Pour faire ce travail, les chercheurs doivent avoir « une passion » pour fouiller dans les détails des codes du logiciel. Chacun d’eux avait les compétences pour travailler du côté obscur de l’industrie, mais « aime faire partie des gentils », a-t-elle dit.

« Tout est question d’idéologie. »

La société, qui a annoncé un chiffre d’affaire de 1,86 milliard de dollars en 2017, bénéficie du prestige de la découverte de ces attaques, admettent-ils.

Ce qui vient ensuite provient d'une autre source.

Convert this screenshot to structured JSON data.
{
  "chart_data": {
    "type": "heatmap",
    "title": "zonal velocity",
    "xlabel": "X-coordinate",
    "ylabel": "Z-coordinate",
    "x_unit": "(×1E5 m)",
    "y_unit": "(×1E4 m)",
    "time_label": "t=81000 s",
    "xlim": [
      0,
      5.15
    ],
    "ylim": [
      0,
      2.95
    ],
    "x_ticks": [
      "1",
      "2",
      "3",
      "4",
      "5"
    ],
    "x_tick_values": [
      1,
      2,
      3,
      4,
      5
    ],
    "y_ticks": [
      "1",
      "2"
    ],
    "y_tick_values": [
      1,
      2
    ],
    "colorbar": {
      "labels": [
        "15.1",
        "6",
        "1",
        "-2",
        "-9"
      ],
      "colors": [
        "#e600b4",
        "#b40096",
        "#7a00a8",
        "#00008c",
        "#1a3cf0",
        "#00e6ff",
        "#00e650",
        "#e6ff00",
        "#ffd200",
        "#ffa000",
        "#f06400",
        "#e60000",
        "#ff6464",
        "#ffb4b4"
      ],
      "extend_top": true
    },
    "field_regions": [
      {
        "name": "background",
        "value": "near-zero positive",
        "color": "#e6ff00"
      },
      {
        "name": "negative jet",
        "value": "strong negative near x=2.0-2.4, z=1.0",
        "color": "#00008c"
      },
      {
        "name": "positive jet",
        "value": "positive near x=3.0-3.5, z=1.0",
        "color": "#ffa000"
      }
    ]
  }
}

Des délégations du monde entier viennent pèleriner chaque jour au siège de la société à Tel Aviv pour goûter à la cybersécurité.

Les menaces d’aujourd’hui ne sont pas les mêmes qu’autrefois, a expliqué Horowitz. « Il y a de nombreuses plateformes maintenant », sur lesquelles il peut y avoir une attaque, dit-elle. Les attaques informatiques passent des serveurs et des ordinateurs aux smartphones, à l’Internet des objets, aux voitures connectées et aux cloud. « Les hackers peuvent nous trouver à plusieurs endroits, avec la même attaque », dit-elle. « Donc le risque est plus grand. »

Une équipe de chercheurs de Check Point Software et un fax, à Tel Aviv; le décembre 2018 (Crédit : Shoshanna Solomon/Times of Israel)

Si les attaques de cybersécurité étaient autrefois des attaques de masse, qui ciblaient un grand nombre de personnes de façon totalement discriminée, elles sont désormais « à la carte » et les acteurs de ces menaces « investissent du temps pour pénétrer des organisations spécifiques et diffuser des logiciels malveillants et des rançongiciels » à des croisements de corporations.

La Chine et la Russie sont les deux acteurs principaux dans les piratages gouvernementaux, a noté Finkelstein. La Corée du nord est également « très active », provoque des attaques brutales comme celle du groupe de hacking Lazarus, qui est soupçonné d’être derrière le vol massif de 81 millions de dollars de la Banque centrale du Bangladesh en 2016 et également derrière l’attaque WannaCry, entre autres.

« L’Iran ne joue pas dans la même cour » que la Chine et la Russie, a-t-il ajouté, bien que le Hamas soit « très actif » à cibler Israël et l’Autorité palestinienne.

Et pourtant, dit-elle, tout le monde peut devenir un hacker en achetant des logiciels malveillants sur le dark web ou dans les forums. « Celui qui a de mauvaises intentions peut dès à présent commencer une attaque », a-t-elle dit.